Hypatie d’Alexandrie : philosophe, mathématicienne, symbole

Philosophe et mathématicienne, Hypatie d’Alexandrie est l’une des premières figures de femmes scientifiques dont nous avons une connaissance suffisamment étayée pour en brosser le portrait. C’est néanmoins par son décès, source de mythes et de récupérations idéologiques, qu’Hypatie est rentrée dans l’Histoire. Le mythe d’Hypatie montre la chercheuse Anne-Françoise Jaccottet, est repris par plusieurs siècles de diverses causes philosophiques, allant contre l’Église, représentant la “vierge assassinée” au théâtre, les Lumières ou encore la cause féministe, à travers les âges. Ce mythe, rappelle toutefois que les sources que nous possédons d’elle sont incomplètes, voire biaisées dans le portrait qui en est fait.

Publié le 19.01.2016 par CAMILLE BAJEUX

Née aux alentours de 360 ap. J-C, Hypatie d’Alexandrie est la fille d’un éditeur et commentateur de textes mathématiques, Théon d’Alexandrie. Enfant, elle est initiée aux mathématiques et à la philosophie par son père. L’étude la passionne et elle poursuivra sa formation à Athènes avant de revenir vivre à Alexandrie. Dans sa ville natale, Hypatie donne des conférences publiques et enseigne la philosophie, les mathématiques et l’astronomie à l’Université. Ses disciples sont nombreux, fascinés par sa prétendue virginité (elle ne se mariera jamais) et par la sagesse de son enseignement. Ses disciples vouent sa beauté et certains la courtisent. Une anecdote veut par ailleurs qu’auprès d’un étudiant insistant, Hypatie lance un drap taché de sang menstruel, lui assénant “Vous aimez ceci, jeune homme, et il n’y a rien de beau à ce sujet.”

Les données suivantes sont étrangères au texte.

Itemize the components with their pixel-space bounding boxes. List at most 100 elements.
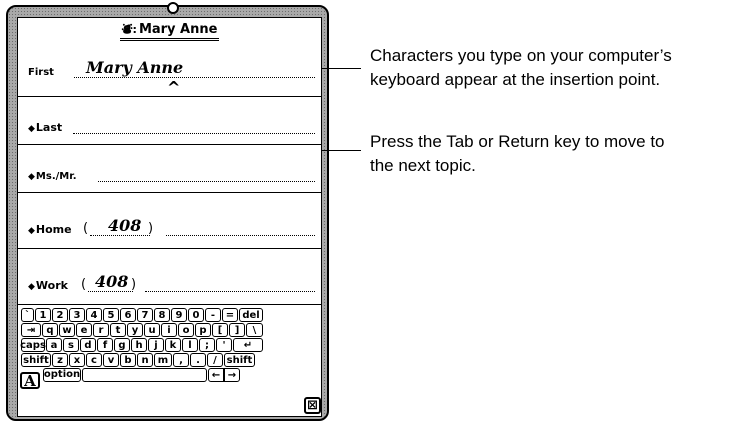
keyboard-type-button[interactable]: A xyxy=(20,372,40,390)
key-x[interactable]: x xyxy=(69,353,85,367)
last-label: ◆Last xyxy=(28,121,63,134)
diamond-icon: ◆ xyxy=(28,172,35,182)
key-n[interactable]: n xyxy=(137,353,153,367)
stylus-notch xyxy=(167,2,179,14)
field-divider xyxy=(18,304,321,305)
key-3[interactable]: 3 xyxy=(69,308,85,322)
key-v[interactable]: v xyxy=(103,353,119,367)
key-shift-right[interactable]: shift xyxy=(224,353,255,367)
first-name-field[interactable]: First Mary Anne xyxy=(28,58,315,80)
last-dotted-line xyxy=(73,133,315,134)
key-j[interactable]: j xyxy=(148,338,164,352)
first-label: First xyxy=(28,67,54,78)
diamond-icon: ◆ xyxy=(28,124,35,134)
key-5[interactable]: 5 xyxy=(103,308,119,322)
field-divider xyxy=(18,96,321,97)
key-1[interactable]: 1 xyxy=(35,308,51,322)
home-label: ◆Home xyxy=(28,223,72,236)
key-4[interactable]: 4 xyxy=(86,308,102,322)
key-a[interactable]: a xyxy=(46,338,62,352)
keyboard-row-home: caps a s d f g h j k l ; ' ↵ xyxy=(20,338,264,353)
work-area-code: 408 xyxy=(95,272,129,291)
area-open-paren: ( xyxy=(83,221,89,236)
key-right-bracket[interactable]: ] xyxy=(229,323,245,337)
key-b[interactable]: b xyxy=(120,353,136,367)
key-w[interactable]: w xyxy=(59,323,75,337)
close-keyboard-button[interactable]: ⊠ xyxy=(304,397,321,414)
keyboard-row-numbers: ` 1 2 3 4 5 6 7 8 9 0 - = del xyxy=(21,308,264,323)
work-phone-field[interactable]: ◆Work ( 408 ) xyxy=(28,272,315,294)
key-t[interactable]: t xyxy=(110,323,126,337)
callout-text-line: Press the Tab or Return key to move to xyxy=(370,132,665,151)
key-comma[interactable]: , xyxy=(173,353,189,367)
key-7[interactable]: 7 xyxy=(137,308,153,322)
key-equals[interactable]: = xyxy=(222,308,238,322)
card-title-text: Mary Anne xyxy=(138,22,218,37)
home-area-line xyxy=(90,235,150,236)
work-label: ◆Work xyxy=(28,279,68,292)
newton-device-frame: ⛇: Mary Anne First Mary Anne ^ ◆Last ◆Ms.… xyxy=(6,2,329,421)
key-return[interactable]: ↵ xyxy=(233,338,263,352)
diamond-icon: ◆ xyxy=(28,282,35,292)
key-8[interactable]: 8 xyxy=(154,308,170,322)
key-s[interactable]: s xyxy=(63,338,79,352)
key-tab[interactable]: ⇥ xyxy=(21,323,41,337)
area-close-paren: ) xyxy=(148,221,154,236)
key-backtick[interactable]: ` xyxy=(21,308,34,322)
area-close-paren: ) xyxy=(131,277,137,292)
key-2[interactable]: 2 xyxy=(52,308,68,322)
first-dotted-line xyxy=(74,77,315,78)
key-k[interactable]: k xyxy=(165,338,181,352)
key-minus[interactable]: - xyxy=(205,308,221,322)
insertion-point-callout: Characters you type on your computer’s k… xyxy=(370,44,672,92)
key-shift-left[interactable]: shift xyxy=(21,353,51,367)
key-o[interactable]: o xyxy=(178,323,194,337)
key-quote[interactable]: ' xyxy=(216,338,232,352)
key-semicolon[interactable]: ; xyxy=(199,338,215,352)
key-option[interactable]: option xyxy=(43,368,81,382)
key-0[interactable]: 0 xyxy=(188,308,204,322)
honorific-field[interactable]: ◆Ms./Mr. xyxy=(28,164,315,184)
key-f[interactable]: f xyxy=(97,338,113,352)
key-r[interactable]: r xyxy=(93,323,109,337)
key-e[interactable]: e xyxy=(76,323,92,337)
key-slash[interactable]: / xyxy=(207,353,223,367)
callout-text-line: Characters you type on your computer’s xyxy=(370,46,672,65)
key-caps-lock[interactable]: caps xyxy=(20,338,46,352)
key-l[interactable]: l xyxy=(182,338,198,352)
key-d[interactable]: d xyxy=(80,338,96,352)
key-backslash[interactable]: \ xyxy=(246,323,263,337)
honorific-dotted-line xyxy=(98,181,315,182)
names-card-screen: ⛇: Mary Anne First Mary Anne ^ ◆Last ◆Ms.… xyxy=(17,17,322,417)
first-value: Mary Anne xyxy=(86,58,184,77)
last-name-field[interactable]: ◆Last xyxy=(28,116,315,136)
key-9[interactable]: 9 xyxy=(171,308,187,322)
work-number-line xyxy=(145,291,315,292)
callout-text-line: the next topic. xyxy=(370,156,476,175)
key-m[interactable]: m xyxy=(154,353,172,367)
key-p[interactable]: p xyxy=(195,323,211,337)
close-box-icon: ⊠ xyxy=(307,398,318,413)
key-arrow-left[interactable]: ← xyxy=(208,368,224,382)
key-arrow-right[interactable]: → xyxy=(224,368,240,382)
key-u[interactable]: u xyxy=(144,323,160,337)
home-phone-field[interactable]: ◆Home ( 408 ) xyxy=(28,216,315,238)
key-z[interactable]: z xyxy=(52,353,68,367)
diamond-icon: ◆ xyxy=(28,226,35,236)
key-6[interactable]: 6 xyxy=(120,308,136,322)
person-card-icon: ⛇: xyxy=(121,23,137,36)
keyboard-row-qwerty: ⇥ q w e r t y u i o p [ ] \ xyxy=(21,323,264,338)
key-c[interactable]: c xyxy=(86,353,102,367)
field-divider xyxy=(18,144,321,145)
key-h[interactable]: h xyxy=(131,338,147,352)
key-g[interactable]: g xyxy=(114,338,130,352)
key-delete[interactable]: del xyxy=(239,308,263,322)
key-y[interactable]: y xyxy=(127,323,143,337)
key-q[interactable]: q xyxy=(42,323,58,337)
key-space[interactable] xyxy=(82,368,207,382)
key-i[interactable]: i xyxy=(161,323,177,337)
key-left-bracket[interactable]: [ xyxy=(212,323,228,337)
insertion-caret-icon: ^ xyxy=(167,78,181,97)
card-title: ⛇: Mary Anne xyxy=(18,21,321,41)
key-period[interactable]: . xyxy=(190,353,206,367)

De ses travaux, peu sont parvenus jusqu’à nous, car la majorité aurait brûlé dans l’incendie de la bibliothèque d’Alexandrie. S’il est difficile de retracer exactement l’étendue de son œuvre, de nombreux historienNEs s’accordent à attribuer à Hypatie des commentaires sur des œuvres de grands mathématiciens, tels que les Arithmétiques de Diophante, mathématicien alexandrin du IIIe s. apr. J.-C., ou encore des commentaires sur les Sections coniques d’Apollonios de Pergè, géomètre du IIe s. av. J.-C. Elle aurait également participé à l’édition des Canons astronomiques de Ptolémée, célèbre astronome, mathématicien et géographe. Elle participe à l’étude des planètes, et de la rotation du soleil autour de la Terre. On lui attribue parfois la découverte de l’orbite elliptique de la Terre, un aspect fondamental des connaissances astronomiques. Elle aurait par ailleurs dessiné un instrument permettant de déterminer l’altitude des étoiles et des planètes, nommé « astrolabe”. De nombreux travaux semblent également avoir été publiés en collaboration avec son père, Théon.

Mais c’est par sa mort douloureuse qu’Hypatie rentrera – et restera – dans l’Histoire. À l’époque, les tensions religieuses agitent Alexandrie. Dès la fin du IVe siècle, les chrétiens brûlent des temples païens tels que le Sérapeum, centre culturel important hébergeant une partie de la bibliothèque d’Alexandrie. Hypatie, païenne, ne se convertit pas au judaïsme et au christianisme naissant. Les raisons exactes de son décès ne sont pas sûres : ses amitiés et son rôle dans les querelles de religion, mais également le symbole qu’elle représente en tant que femme païenne, éclairée et philosophe en font une cible pour les groupes extrêmistes chrétiens. En 415, en revenant de l’Université, elle est attaquée par un groupe de prêtres chrétiens qui la dénudent, la battent à mort, pour finalement la démembrer et brûler ses restes.

Le symbole d’Hypatie est repris par diverses représentations idéologiques : marquant la fin de l’Antiquité pour certainEs historienNEs, le combat de la Science sur l’idéologie pour les philosophes des Lumières, il est difficile de savoir exactement quelles furent sa vie, son oeuvre, ses contradictions. En tant que femme de science, néanmoins, elle marque l’Histoire de son empreinte.